5. Je ne veux pas que d’autres soient au courant de mes problèmes

En tant que dirigeant, vous attachez de l’importance à garder vos problèmes et ceux de l’entreprise en privé pour de nombreuses bonnes raisons. Cependant, les personnes extérieures ont souvent une solution à vos problèmes, que vous n’auriez pas envisagé. Ils peuvent même vous signaler des problèmes que vous n’auriez pas encore détecté. Pour sécuriser vos discussions, vous pouvez mettre en place une charte et des clauses de confidentialité.

4. Nous n’avons pas assez de sujets pour nourrir un conseil consultatif

Vraiment ? Pourquoi ne pas revoir la stratégie, analyser les données financières qui nécessitent une amélioration, déterminer la faisabilité d’une expansion dans une nouvelle région ou une nouvelle gamme de produits, des problèmes opérationnels et la relève de la direction ?

3. Cela va me ralentir dans ma prise de décision

Avez-vous déjà entendu l’expression « tout seul on va vite, ensemble on va loin » ? En tant que dirigeant, vous vous efforcez de prendre des décisions qui soient les meilleures et les plus rapides possible.
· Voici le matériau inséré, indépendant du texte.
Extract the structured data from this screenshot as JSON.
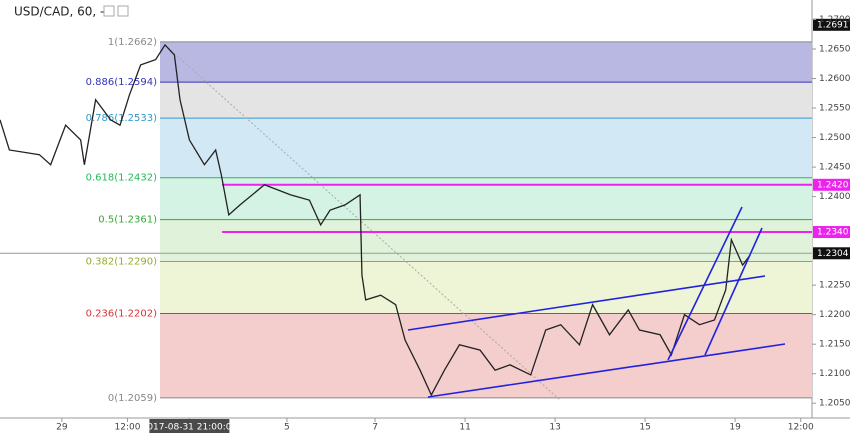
{
  "chart_data": {
    "type": "line",
    "title": "USD/CAD, 60, -",
    "ylim": [
      1.2025,
      1.2733
    ],
    "xlim": [
      0,
      433
    ],
    "yticks": [
      {
        "value": 1.205,
        "label": "1.2050"
      },
      {
        "value": 1.21,
        "label": "1.2100"
      },
      {
        "value": 1.215,
        "label": "1.2150"
      },
      {
        "value": 1.22,
        "label": "1.2200"
      },
      {
        "value": 1.225,
        "label": "1.2250"
      },
      {
        "value": 1.24,
        "label": "1.2400"
      },
      {
        "value": 1.245,
        "label": "1.2450"
      },
      {
        "value": 1.25,
        "label": "1.2500"
      },
      {
        "value": 1.255,
        "label": "1.2550"
      },
      {
        "value": 1.26,
        "label": "1.2600"
      },
      {
        "value": 1.265,
        "label": "1.2650"
      },
      {
        "value": 1.27,
        "label": "1.2700"
      }
    ],
    "xticks": [
      {
        "value": 33,
        "label": "29"
      },
      {
        "value": 68,
        "label": "12:00"
      },
      {
        "value": 101,
        "label": "2017-08-31 21:00:00"
      },
      {
        "value": 153,
        "label": "5"
      },
      {
        "value": 200,
        "label": "7"
      },
      {
        "value": 248,
        "label": "11"
      },
      {
        "value": 296,
        "label": "13"
      },
      {
        "value": 344,
        "label": "15"
      },
      {
        "value": 392,
        "label": "19"
      },
      {
        "value": 427,
        "label": "12:00"
      }
    ],
    "x": [
      0,
      5,
      21,
      27,
      35,
      43,
      45,
      51,
      59,
      64,
      69,
      75,
      83,
      88,
      93,
      96,
      101,
      109,
      115,
      118,
      122,
      128,
      141,
      155,
      165,
      171,
      176,
      184,
      192,
      193,
      195,
      203,
      211,
      216,
      224,
      230,
      237,
      245,
      256,
      264,
      272,
      283,
      291,
      299,
      309,
      316,
      325,
      335,
      341,
      352,
      358,
      365,
      373,
      381,
      387,
      390,
      396,
      400
    ],
    "series": [
      {
        "name": "USD/CAD",
        "color": "#222222",
        "values": [
          1.253,
          1.2479,
          1.2471,
          1.2454,
          1.2521,
          1.2496,
          1.2454,
          1.2564,
          1.253,
          1.2521,
          1.2572,
          1.2623,
          1.2632,
          1.2657,
          1.264,
          1.2564,
          1.2496,
          1.2454,
          1.2479,
          1.2437,
          1.2369,
          1.2386,
          1.242,
          1.2403,
          1.2394,
          1.2352,
          1.2377,
          1.2386,
          1.2403,
          1.2267,
          1.2225,
          1.2233,
          1.2217,
          1.2157,
          1.2106,
          1.2064,
          1.2106,
          1.2149,
          1.214,
          1.2106,
          1.2115,
          1.2098,
          1.2174,
          1.2183,
          1.2149,
          1.2217,
          1.2166,
          1.2208,
          1.2174,
          1.2166,
          1.2132,
          1.22,
          1.2183,
          1.2191,
          1.2242,
          1.2327,
          1.2284,
          1.2301
        ]
      }
    ],
    "fib_levels": [
      {
        "label": "1(1.2662)",
        "value": 1.2662,
        "color": "#888888",
        "fill": "#b8b8e2"
      },
      {
        "label": "0.886(1.2594)",
        "value": 1.2594,
        "color": "#3333bb",
        "fill": "#e4e4e4"
      },
      {
        "label": "0.786(1.2533)",
        "value": 1.2533,
        "color": "#3399cc",
        "fill": "#d2e9f5"
      },
      {
        "label": "0.618(1.2432)",
        "value": 1.2432,
        "color": "#22bb55",
        "fill": "#d4f3e4"
      },
      {
        "label": "0.5(1.2361)",
        "value": 1.2361,
        "color": "#33aa33",
        "fill": "#e0f3da"
      },
      {
        "label": "0.382(1.2290)",
        "value": 1.229,
        "color": "#99aa33",
        "fill": "#eef4d6"
      },
      {
        "label": "0.236(1.2202)",
        "value": 1.2202,
        "color": "#dd3333",
        "fill": "#f4cdcd"
      },
      {
        "label": "0(1.2059)",
        "value": 1.2059,
        "color": "#888888"
      }
    ],
    "price_tags": [
      {
        "label": "1.2691",
        "value": 1.2691,
        "color": "#111111"
      },
      {
        "label": "1.2420",
        "value": 1.242,
        "color": "#ee22ee"
      },
      {
        "label": "1.2340",
        "value": 1.234,
        "color": "#ee22ee"
      },
      {
        "label": "1.2304",
        "value": 1.2304,
        "color": "#111111"
      }
    ]
  }
}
Votre comité consultatif, lui, s’attachera à vous faire prendre de meilleures décisions, parfois au détriment de la rapidité.

À mesure que votre entreprise devient plus grande et plus complexe, c’est peut-être précisément ce qui fonctionne le mieux.
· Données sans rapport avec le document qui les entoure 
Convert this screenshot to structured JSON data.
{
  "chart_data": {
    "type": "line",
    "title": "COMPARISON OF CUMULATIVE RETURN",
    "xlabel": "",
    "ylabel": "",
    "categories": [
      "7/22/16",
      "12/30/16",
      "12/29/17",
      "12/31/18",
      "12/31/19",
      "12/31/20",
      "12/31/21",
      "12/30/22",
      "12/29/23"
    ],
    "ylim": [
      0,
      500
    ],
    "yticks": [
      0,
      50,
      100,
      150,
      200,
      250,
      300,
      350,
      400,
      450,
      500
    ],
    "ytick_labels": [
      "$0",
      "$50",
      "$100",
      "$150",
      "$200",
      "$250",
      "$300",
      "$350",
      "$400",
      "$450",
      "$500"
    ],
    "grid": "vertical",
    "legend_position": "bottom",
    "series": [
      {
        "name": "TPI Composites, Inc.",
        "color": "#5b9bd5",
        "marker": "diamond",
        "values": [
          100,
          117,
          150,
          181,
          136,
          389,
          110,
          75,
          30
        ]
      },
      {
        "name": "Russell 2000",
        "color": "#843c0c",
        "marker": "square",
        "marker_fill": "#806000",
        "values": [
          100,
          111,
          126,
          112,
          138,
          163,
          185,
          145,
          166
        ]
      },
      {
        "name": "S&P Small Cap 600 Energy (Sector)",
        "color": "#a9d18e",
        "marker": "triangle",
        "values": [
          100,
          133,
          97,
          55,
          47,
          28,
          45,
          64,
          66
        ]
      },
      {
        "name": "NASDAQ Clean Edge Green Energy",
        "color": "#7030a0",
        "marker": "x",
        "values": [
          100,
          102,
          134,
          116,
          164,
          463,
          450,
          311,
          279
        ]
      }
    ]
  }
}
2. Si je choisis les mauvaises personnes, je suis coincé.

Choisir les bonnes personnes est la clé! Tout d’abord, créez un processus simple de qualification et d’entretien pour identifier les meilleurs choix. Votre réseau actuel, peut vous aider à constituer une bonne liste de candidats. Puis interrogez les meilleurs candidats pour prendre une décision sur laquelle vous aurez confiance pour servir au mieux votre entreprise .

Deuxièmement, les limites de mandat sont votre soupape de sécurité. Le premier mandat peut être d’un an. Après cela, les mandats peuvent être échelonnés sur deux ou trois ans.

1. Je ne veux pas perdre le contrôle de mon entreprise

La création d’un advisory board/comité consultatif est l’un des meilleurs moyens de garder le contrôle, en particulier si votre entreprise se développe et prospère.

Ne confondez pas les conseils consultatifs avec les conseils d’administration des sociétés anonymes, dont les prérogatives sont définies dans la loi.

Dans un comité consultatif, le but est de donner des conseils et de définir des finalités communes. Les membres n’ont aucune responsabilité pénale (sauf gestion de fait) et n’ont donc pas besoin d’être assurés. Ils travaillent avec vous sur accord verbal, même si nous recommandons des échanges documentés.

En conclusion

Lorsque vous mettez en place votre advisory board/conseil consultatif, vous investissez de votre temps et de l’argent. Il est impératif de le constituer sérieusement et de vous entourer de profils qualifiés, expérimentés, avec la bonne posture.

Valorisez la contribution des membres, même quand ils ne sont pas d’accord avec vous. Parfois, un conseil a plus de valeur lorsqu’il recommande de ne pas prendre des mesures. De bons membres d’advisory board ont souvent déjà suivi la même voie, et leur expérience et leurs échecs vous aideront à éviter des erreurs coûteuses.

Mon souhait est que prochainement vous disiez: “Mettre en place un advisory board/conseil consultatif aura été la meilleure chose que j’ai pu faire pour mon entreprise.”